Amazing Canadian lobster is the star of this show. But the ensemble cast, including 3 kinds of cheese, white wine, and savoury seasonings, will all have you on your feet and cheering for more. Think of it as gourmet comfort food for the whole family.

  • Prep time:

    15–20 minutes

  • Cook time:

    20–25 minutes

  • Makes:

    6 servings

Ingredients

  • ½ cup (125 ml) butter, divided
  • 1 leek (½ cup), chopped
  • 2 cloves garlic, minced
  • 1 stalk celery (⅓ cup), finely chopped
  • ½ tsp fresh thyme, chopped
  • ¼ tsp nutmeg
  • ½ tsp black pepper, preferably freshly ground
  • ¼ cup (63 ml) white wine
  • 3 tbsp (45 ml) all-purpose flour
  • 3 cups (750 ml) 18% table cream
  • 1 cup (250 ml) fish stock
  • 1½ cups (375 ml) shredded gruyere, divided
  • 1½ cups (375 ml) shredded white cheddar, divided
  • 1 can (320 g) canned minced lobster meat, defrosted
  • 150 g Canadian lobster, cut into ½-inch chunks
  • 1 cup (250 ml) panko bread crumbs
  • 1 cup (250 ml) Parmesan Reggiano, grated
  • 7 cups (1.75 L) cooked medium shell pasta noodles
  • Garnish:
  • ½ tbsp parsley, finely chopped
  1. Preheat oven to 350°F (177°C).

  2. In a large saucepan, melt ¼ cup butter over medium/low heat. Add leeks, garlic, celery, thyme, nutmeg and pepper and sweat until translucent. Add wine and let cook until most of the liquid evaporates.

  3. Add flour and mix, letting roux cook for a couple of minutes. Add cream and stock and mix well. Bring to a simmer while whisking often. Let simmer until thickened slightly and sauce coats the back of a spoon.

  4. Add in 1 cup each of gruyere and cheddar, mixing until melted. Add minced lobster meat and mix to incorporate and heat through.

For the topping:

  1. Mix Parmesan with panko bread crumbs. Slowly add ¼ cup melted butter, mixing well.

  2. In a large mixing bowl, add pasta and sauce, mixing to coat. Add half of the mixture to a 4-quart casserole dish. Sprinkle with half of the chopped lobster meat and the remaining gruyere and cheddar. Add remaining pasta mixture and top with panko topping.

  3. Bake in oven for 20–25 minutes or until bubbling, and top is golden brown. Remove from oven and let cool for 10 minutes.

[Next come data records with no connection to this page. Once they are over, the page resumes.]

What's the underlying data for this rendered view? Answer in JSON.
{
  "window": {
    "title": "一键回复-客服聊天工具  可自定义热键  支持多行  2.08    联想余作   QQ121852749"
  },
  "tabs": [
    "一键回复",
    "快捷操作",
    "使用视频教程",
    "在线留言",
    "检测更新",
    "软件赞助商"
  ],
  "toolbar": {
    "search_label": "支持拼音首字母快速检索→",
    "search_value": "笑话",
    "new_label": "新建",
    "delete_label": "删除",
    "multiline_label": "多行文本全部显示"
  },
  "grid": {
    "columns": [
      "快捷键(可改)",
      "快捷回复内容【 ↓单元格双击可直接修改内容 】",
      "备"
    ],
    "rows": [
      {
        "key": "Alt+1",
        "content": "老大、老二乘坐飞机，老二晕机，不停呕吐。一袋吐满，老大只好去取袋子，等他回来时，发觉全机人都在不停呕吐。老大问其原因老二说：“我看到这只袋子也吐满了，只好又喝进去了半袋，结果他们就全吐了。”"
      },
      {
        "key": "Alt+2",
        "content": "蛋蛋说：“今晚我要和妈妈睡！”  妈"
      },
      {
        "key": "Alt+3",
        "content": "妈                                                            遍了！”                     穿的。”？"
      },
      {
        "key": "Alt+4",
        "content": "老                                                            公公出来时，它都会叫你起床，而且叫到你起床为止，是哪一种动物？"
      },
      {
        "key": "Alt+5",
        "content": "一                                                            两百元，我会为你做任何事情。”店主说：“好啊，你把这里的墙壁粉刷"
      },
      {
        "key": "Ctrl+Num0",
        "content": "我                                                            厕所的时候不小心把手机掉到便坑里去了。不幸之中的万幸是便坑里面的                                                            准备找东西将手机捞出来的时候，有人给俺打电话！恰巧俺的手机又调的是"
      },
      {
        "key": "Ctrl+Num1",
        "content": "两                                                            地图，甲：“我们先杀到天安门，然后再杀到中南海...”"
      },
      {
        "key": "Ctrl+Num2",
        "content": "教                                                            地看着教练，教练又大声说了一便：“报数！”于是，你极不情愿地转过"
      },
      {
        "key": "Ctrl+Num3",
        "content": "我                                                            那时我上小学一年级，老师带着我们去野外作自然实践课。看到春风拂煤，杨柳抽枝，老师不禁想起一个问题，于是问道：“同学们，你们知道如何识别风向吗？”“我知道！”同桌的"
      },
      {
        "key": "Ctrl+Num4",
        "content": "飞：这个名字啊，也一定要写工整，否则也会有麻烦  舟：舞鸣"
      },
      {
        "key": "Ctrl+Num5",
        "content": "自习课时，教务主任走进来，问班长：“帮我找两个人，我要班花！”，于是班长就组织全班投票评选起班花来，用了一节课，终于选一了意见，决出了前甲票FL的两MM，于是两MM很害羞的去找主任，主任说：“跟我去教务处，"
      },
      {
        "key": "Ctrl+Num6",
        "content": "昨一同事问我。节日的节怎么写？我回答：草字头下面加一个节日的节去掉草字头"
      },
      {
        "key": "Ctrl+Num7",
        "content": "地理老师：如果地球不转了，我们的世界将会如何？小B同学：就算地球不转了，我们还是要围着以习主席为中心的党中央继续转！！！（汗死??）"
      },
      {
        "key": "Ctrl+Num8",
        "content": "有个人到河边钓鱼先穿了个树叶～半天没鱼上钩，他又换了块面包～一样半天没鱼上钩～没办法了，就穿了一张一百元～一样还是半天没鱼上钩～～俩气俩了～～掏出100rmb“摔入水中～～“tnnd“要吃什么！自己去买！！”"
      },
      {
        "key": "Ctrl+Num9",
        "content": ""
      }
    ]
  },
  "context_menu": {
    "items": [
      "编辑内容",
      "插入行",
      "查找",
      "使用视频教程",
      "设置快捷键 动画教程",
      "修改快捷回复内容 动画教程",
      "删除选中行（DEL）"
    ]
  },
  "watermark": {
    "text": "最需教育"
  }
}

  4. Garnish with parsley and serve.

  • Substitute crab meat for the lobster if lobster is not readily available.
  • Use 2 tbsp water mixed with 2 tbsp lemon juice or apple cider vinegar to replace the white wine OR replace it with more stock.
  • Elbow pasta or any short pasta (fusilli, ziti, or rigatoni) can be used instead of the shell pasta if desired.